We got out of the car and a man approached us. We asked if Bud was home and he led us through the house into the backyard where an older man was laying on lounge chair in the sun. We said "hello" and I told him we had come to visit for a tour. The situation was a little strange, as he seemed slightly perplexed as to why we were even there. He wanted to know how we had heard about him, and I explained that the Hacienda was mentioned on the Internet and in a guidebook. He then asked the man who had greeted us (Jose) to give us a tour.
We first toured the main level of the Hacienda, which was gorgeous. It was immediately obvious that Bud had spent many years restoring the place. There was also a table where they had laid out several types of bugs that they had found over the years throughout the house. I jumped when I saw the GIANT bugs and immediately thought of my sister Kimberly and wondered how she would have reacted (she is literally deathly afraid of spiders).
After walking through the house, Jose showed us the grounds surrounding the Hacienda. It was very warm out that day and we definitely felt the heat in the mid-afternoon sun. The tour was over fairly quick and then we left. We had initially thought of venturing further South to the colonial city of Mascota. We started to drive towards Mascota, but after about 15 minutes of switchbacks, Mike was beginning to feel carsick, and I myself felt a little nauseous, so we turned around. Plus, it was getting late, so we thought it was probably best to start heading back to PV.
The drive down the mountain was stunning and we stopped several times to take pictures. Along the way, we went to a small, family run Tequila place to try some samples. I like Tequila in mixed drinks but did not enjoy the taste of those samples. In fact, I gave most of mine to Mike, who seemed to be very much enjoying all of the different tequila flavors. There was a vanilla flavored one that he liked so much he contemplated buying a bottle; however, we had only brought carry-on luggage with us and no liquid over
three ounces is allowed. The tequila guy seemed somewhat disappointed himself as he was looking forward to an easy sale!
It took about 1.5 hours until we reached PV. Driving back into PV was slightly trickier than driving out of the city, and we somehow managed to get on the wrong highway and were lost for a few minutes. Luckily, Mike was quickly able get us in the right direction.
We dropped the rental car off, and took another taxi back into town. Once we arrived at our hotel, we decided to take advantage of the outdoor kitchen on our balcony and cook dinner. We walked to the large grocery store in town and looked for ingredients to make enchiladas. This would seem to be an easy enough thing to do in Mexico; however, we could find NO enchilada sauce anywhere! We looked, and looked, and looked, to no avail. Finally, Mike decided to ask someone who worked at the store and he pointed Mike to the imported food aisle. They only had one kind of enchilada sauce and it was imported from the United States! I thought that was hilarious! Enchiladas must be an American recipe created
using ingredients commonly used in Mexican cuisine.

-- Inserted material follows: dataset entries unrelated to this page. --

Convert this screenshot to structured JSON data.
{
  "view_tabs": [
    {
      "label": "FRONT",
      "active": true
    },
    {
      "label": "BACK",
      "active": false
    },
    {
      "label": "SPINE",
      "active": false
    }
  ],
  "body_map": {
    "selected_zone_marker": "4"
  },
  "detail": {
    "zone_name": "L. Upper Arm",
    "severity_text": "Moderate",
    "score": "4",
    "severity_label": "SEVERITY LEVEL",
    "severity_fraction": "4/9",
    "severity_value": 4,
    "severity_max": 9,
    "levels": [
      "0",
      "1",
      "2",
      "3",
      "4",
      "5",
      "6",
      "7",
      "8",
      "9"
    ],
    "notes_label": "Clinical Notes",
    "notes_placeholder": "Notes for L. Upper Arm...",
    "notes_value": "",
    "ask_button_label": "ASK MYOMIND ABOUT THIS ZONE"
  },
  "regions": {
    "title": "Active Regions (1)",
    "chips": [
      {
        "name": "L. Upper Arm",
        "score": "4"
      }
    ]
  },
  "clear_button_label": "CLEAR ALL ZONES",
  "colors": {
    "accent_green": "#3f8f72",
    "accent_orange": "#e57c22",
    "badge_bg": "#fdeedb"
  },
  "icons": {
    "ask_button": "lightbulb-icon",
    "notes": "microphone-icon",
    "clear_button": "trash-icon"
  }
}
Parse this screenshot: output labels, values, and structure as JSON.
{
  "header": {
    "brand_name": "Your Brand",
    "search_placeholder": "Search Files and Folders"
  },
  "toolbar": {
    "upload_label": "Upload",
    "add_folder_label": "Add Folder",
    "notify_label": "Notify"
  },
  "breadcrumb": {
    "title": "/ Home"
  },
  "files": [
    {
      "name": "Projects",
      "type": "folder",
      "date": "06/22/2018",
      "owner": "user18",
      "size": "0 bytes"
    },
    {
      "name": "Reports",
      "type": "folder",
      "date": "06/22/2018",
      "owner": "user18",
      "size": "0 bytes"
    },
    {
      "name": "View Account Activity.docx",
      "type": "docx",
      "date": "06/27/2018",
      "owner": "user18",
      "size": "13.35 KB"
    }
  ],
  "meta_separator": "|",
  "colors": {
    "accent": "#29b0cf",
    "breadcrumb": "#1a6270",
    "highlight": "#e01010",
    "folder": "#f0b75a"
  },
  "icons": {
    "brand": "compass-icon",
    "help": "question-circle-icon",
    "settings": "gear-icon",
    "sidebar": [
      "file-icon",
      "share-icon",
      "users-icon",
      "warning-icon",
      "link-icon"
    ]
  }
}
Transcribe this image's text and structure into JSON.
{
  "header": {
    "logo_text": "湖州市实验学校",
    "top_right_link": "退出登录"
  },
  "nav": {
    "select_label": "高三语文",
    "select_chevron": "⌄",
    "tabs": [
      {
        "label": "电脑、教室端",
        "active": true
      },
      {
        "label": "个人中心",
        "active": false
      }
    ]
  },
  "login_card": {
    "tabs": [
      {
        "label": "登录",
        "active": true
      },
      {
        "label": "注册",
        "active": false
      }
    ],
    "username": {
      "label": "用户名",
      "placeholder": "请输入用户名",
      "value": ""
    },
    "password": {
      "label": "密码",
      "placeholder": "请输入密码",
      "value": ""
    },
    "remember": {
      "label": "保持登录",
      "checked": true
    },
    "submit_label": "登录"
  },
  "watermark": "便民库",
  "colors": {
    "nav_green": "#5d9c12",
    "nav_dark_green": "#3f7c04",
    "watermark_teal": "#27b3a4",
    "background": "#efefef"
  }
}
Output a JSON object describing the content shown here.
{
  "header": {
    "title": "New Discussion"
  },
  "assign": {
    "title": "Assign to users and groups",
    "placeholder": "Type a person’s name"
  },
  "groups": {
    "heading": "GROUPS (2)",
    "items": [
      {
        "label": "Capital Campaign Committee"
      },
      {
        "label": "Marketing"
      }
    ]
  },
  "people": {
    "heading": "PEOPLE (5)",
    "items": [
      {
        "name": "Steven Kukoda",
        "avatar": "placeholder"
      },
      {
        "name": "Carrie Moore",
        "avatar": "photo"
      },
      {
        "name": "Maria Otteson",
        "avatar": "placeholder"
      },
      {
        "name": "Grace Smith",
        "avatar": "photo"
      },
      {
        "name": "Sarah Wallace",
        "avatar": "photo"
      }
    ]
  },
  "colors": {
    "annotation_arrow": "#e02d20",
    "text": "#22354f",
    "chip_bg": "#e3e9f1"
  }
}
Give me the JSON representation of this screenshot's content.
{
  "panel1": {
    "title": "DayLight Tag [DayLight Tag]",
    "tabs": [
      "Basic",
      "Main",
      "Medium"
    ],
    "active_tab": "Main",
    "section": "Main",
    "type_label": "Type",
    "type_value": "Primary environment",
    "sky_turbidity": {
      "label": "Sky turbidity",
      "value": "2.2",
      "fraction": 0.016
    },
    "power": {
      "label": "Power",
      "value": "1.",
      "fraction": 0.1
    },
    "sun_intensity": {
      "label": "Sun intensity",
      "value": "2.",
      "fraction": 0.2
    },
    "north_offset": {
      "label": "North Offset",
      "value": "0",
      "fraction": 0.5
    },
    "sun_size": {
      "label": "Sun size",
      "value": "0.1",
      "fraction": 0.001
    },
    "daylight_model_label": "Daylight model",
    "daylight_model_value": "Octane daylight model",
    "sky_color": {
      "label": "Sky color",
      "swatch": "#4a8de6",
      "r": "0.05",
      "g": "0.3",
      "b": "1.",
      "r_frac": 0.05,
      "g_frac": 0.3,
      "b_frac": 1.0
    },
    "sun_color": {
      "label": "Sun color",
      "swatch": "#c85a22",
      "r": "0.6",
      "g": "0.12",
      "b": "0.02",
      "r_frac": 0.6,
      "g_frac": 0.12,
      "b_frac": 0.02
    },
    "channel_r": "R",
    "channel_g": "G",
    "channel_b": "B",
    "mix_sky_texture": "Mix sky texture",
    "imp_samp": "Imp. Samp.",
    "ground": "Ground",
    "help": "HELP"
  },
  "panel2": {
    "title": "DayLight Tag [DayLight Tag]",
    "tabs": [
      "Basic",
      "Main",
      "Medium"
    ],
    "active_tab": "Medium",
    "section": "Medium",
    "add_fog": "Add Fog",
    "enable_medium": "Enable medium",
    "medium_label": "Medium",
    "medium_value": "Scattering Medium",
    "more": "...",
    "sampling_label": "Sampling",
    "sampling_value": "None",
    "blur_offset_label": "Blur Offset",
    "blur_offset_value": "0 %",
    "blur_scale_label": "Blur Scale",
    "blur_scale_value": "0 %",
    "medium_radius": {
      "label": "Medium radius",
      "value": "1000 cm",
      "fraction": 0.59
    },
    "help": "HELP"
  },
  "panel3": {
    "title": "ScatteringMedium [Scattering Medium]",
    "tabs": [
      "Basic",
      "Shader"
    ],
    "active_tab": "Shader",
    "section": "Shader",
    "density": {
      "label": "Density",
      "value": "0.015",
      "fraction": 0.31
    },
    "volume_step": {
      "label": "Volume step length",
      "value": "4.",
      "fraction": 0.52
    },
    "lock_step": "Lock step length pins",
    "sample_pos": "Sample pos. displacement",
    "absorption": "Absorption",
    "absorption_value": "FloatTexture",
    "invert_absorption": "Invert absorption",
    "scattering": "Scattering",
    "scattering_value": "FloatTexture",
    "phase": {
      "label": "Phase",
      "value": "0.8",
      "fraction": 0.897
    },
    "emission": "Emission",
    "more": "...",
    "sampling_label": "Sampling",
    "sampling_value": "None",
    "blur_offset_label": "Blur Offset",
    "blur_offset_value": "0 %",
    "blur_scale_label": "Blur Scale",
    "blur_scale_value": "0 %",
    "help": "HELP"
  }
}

At the hotel, I tried my best to make the enchiladas with the limited cooking utensils and cookware we had available. They tasted okay, but I think we would have been better off going out to eat. We spent the rest of the night relaxing at the hotel. It had been a long and busy day.
Day 4 (Sunday, January 20th)
The main planned activity for Sunday was a zip line tour with Canopy Tours de los Veranos (http://www.canopytours-vallarta.com/). This was the event I was most excited for on our trip, yet it was also the activity I was most dreading.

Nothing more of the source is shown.